Every business or ministry had a reason for its beginning. In the mind of the executive or ministry leader, there was a specific reason for launch. At the root of their existence was a service to be provided; whether it was for profit or not. In the beginning, it is very clear what the purpose and mission is. It is very easy to hold onto it. Over time however, the organization begins to make decisions and set priorities that pull them away from the original mission which causes a blurring of the lines. In the military community this phenomenon is known as mission creep. It is the broadening of the mission beyond the original goals and objectives. In the secular world it goes by a different name: mission drift. Peter Greer and Chris Horst, both serving with HOPE International have written a new book dealing with this very issue. “Mission Drift; The Unspoken Crisis Facing Leaders, Charities, and Churches” is their contribution to the defeat of this silent killer.
Mission Drift can be defined as the gradual movement of a business or ministry away from its founding principles and mission. This is the natural tendency of any business or ministry. The authors begin their explanation of mission drift by providing a case study. They highlighted Harvard and Yale. Both Ivy League schools were, at their inception, schools dedicated to the training and equipping of pastors in the proclamation of the gospel. Fast forwarding to the current day, we see these two institutions have drifted from their distinctively Christian founding. Greer and Horst smartly weave stories of other companies who drifted from their original mission. Mission Drift organizations include Harvard, Yale, Big Idea® (Veggie Tales), Child Fund®, YMCA®, Pew Trusts®, and United Airlines®. The authors introduce another phrase into the discussion early on: mission true. Mission True organizations protect their identity and remain faithful to their founding principles/mission. In an attempt to educate organizations on how to remain true to their mission, Greer and Horst offer thirteen characteristics of Mission True organizations. A sample of those characteristics are that these organizations make hard decisions to protect and propel their mission, assume they will drift and build safeguards against it, and boldly proclaim their core tenets to protect themselves from drift. At the end of each chapter, there are steps to carrying out the given instruction. Examples of Mission True organizations are HOPE International ®, Intervarsity®, Young Life®, Cru®, and Buck Knives®.

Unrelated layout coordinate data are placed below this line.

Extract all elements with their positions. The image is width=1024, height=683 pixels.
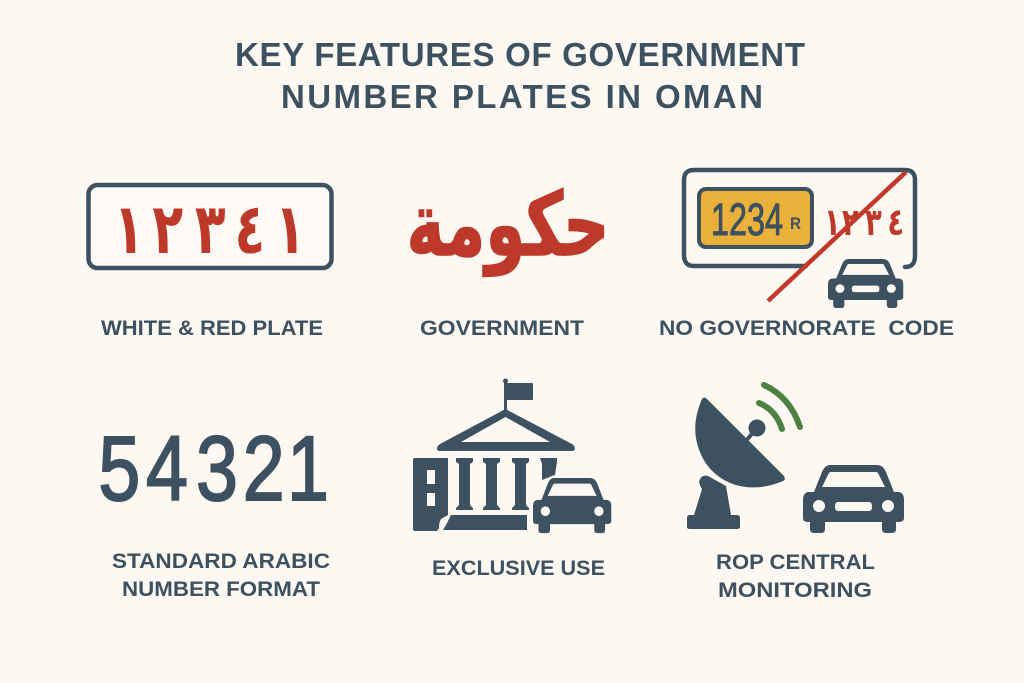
label: EXCLUSIVE USE bbox=[432, 557, 605, 580]
panel: standard arabic number format bbox=[98, 417, 330, 601]
icon: plate frame bbox=[88, 185, 332, 268]
icon: plate frame bbox=[684, 170, 915, 267]
label: NUMBER FORMAT bbox=[122, 578, 320, 601]
panel: rop central monitoring bbox=[687, 385, 904, 602]
yellow plate letter: R bbox=[790, 214, 801, 233]
arabic word government: حكومة bbox=[406, 173, 610, 277]
label bbox=[112, 550, 330, 601]
label: ROP CENTRAL bbox=[716, 551, 875, 574]
panel: exclusive use bbox=[413, 378, 611, 580]
panel: white and red plate bbox=[88, 185, 332, 340]
title: NUMBER PLATES IN OMAN bbox=[281, 78, 763, 115]
icon: car bbox=[533, 478, 611, 533]
red strike line bbox=[768, 172, 906, 301]
yellow plate number: 1234 bbox=[711, 194, 783, 245]
label: NO GOVERNORATE CODE bbox=[659, 317, 954, 340]
icon: car bbox=[828, 259, 903, 308]
title: KEY FEATURES OF GOVERNMENT bbox=[235, 36, 805, 73]
icon: government building bbox=[413, 378, 575, 531]
label: STANDARD ARABIC bbox=[112, 550, 330, 573]
label: MONITORING bbox=[718, 579, 872, 602]
icon: car bbox=[803, 465, 904, 533]
label bbox=[716, 551, 875, 602]
yellow plate bbox=[699, 189, 812, 247]
label: GOVERNMENT bbox=[420, 317, 584, 340]
title bbox=[235, 36, 805, 115]
crossed out arabic code: ١٢٣٤ bbox=[824, 199, 904, 244]
plate number in red: ١٢٣٤١ bbox=[113, 189, 306, 270]
icon: signal waves bbox=[759, 385, 800, 429]
large numerals: 54321 bbox=[98, 417, 329, 520]
label: WHITE & RED PLATE bbox=[101, 317, 323, 340]
icon: satellite dish bbox=[687, 398, 785, 529]
panel: government bbox=[406, 173, 610, 340]
panel: no governorate code bbox=[659, 170, 954, 340]
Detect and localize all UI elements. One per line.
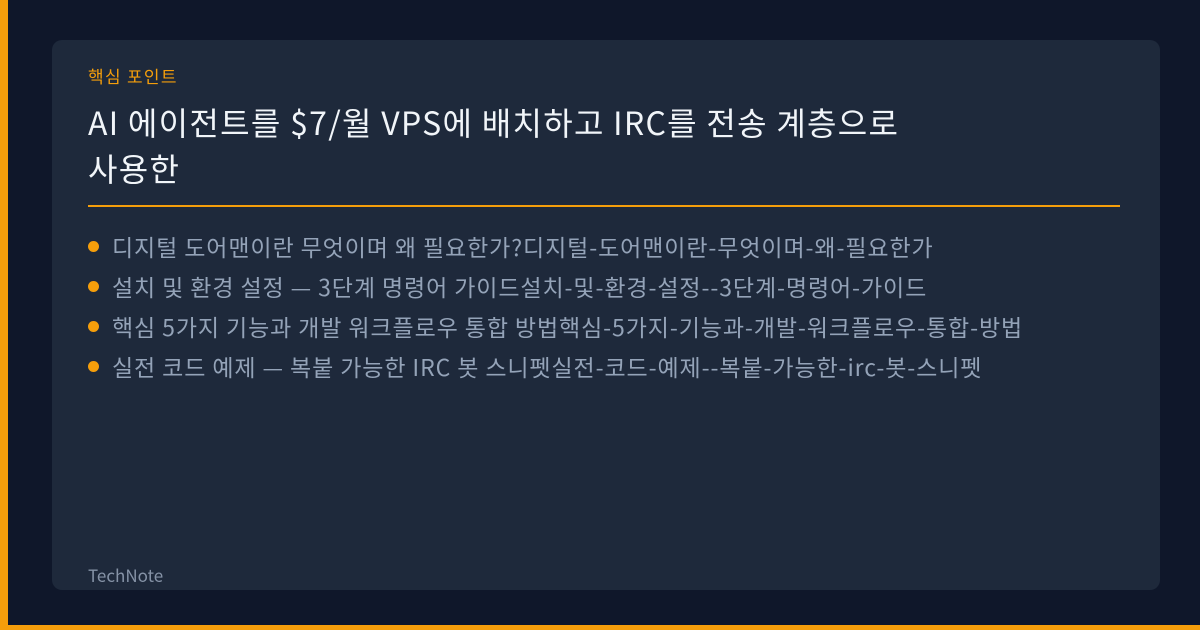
- bullet 1: 디지털 도어맨이란 무엇이며 왜 필요한가?디지털-도어맨이란-무엇이며-왜-필요한가: [112, 229, 934, 263]
- accent bar left: [0, 0, 8, 630]
- accent bar bottom: [0, 625, 1200, 630]
- bullet 2: 설치 및 환경 설정 — 3단계 명령어 가이드설치-및-환경-설정--3단계-명령어-가이드: [112, 269, 927, 303]
- kicker label: 핵심 포인트: [88, 63, 178, 88]
- bullet list: [88, 229, 1023, 383]
- title: 사용한: [88, 145, 180, 191]
- footer brand: TechNote: [88, 562, 163, 587]
- title: [88, 99, 899, 191]
- divider: [88, 205, 1120, 207]
- bullet 3: 핵심 5가지 기능과 개발 워크플로우 통합 방법핵심-5가지-기능과-개발-워크플로우-통합-방법: [112, 309, 1023, 343]
- title: AI 에이전트를 $7/월 VPS에 배치하고 IRC를 전송 계층으로: [88, 99, 899, 145]
- bullet 4: 실전 코드 예제 — 복붙 가능한 IRC 봇 스니펫실전-코드-예제--복붙-가능한-irc-봇-스니펫: [112, 349, 982, 383]
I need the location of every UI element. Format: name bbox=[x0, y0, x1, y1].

As a pastor, I can see the reality of this book. Knowing our true purpose, it is a challenging task to keep society and culture from dictating what we do. Greer and Horst have written a book that will serve organizations positively in their pursuit of remaining mission true. The authors close with this statement, “Today, you have the privilege of choosing which path your organization, church, and ministry will take. Will you follow the path toward Mission Drift or will you have the intentionality, courage, and resolve to follow a path of faithfulness?” A solid, helpful, and much-needed work. I would recommend this book to all organizational and ministry leaders.
Disclosure of Material Connection: I received this book free from Bethany House Publishers as part of their Blogger Review Program. I was not required to write a positive review. The opinions I have expressed are my own. I am disclosing this in accordance with the Federal Trade Commission’s 16 CFR, Part 255: “Guides Concerning the Use of Endorsements and Testimonials in Advertising.”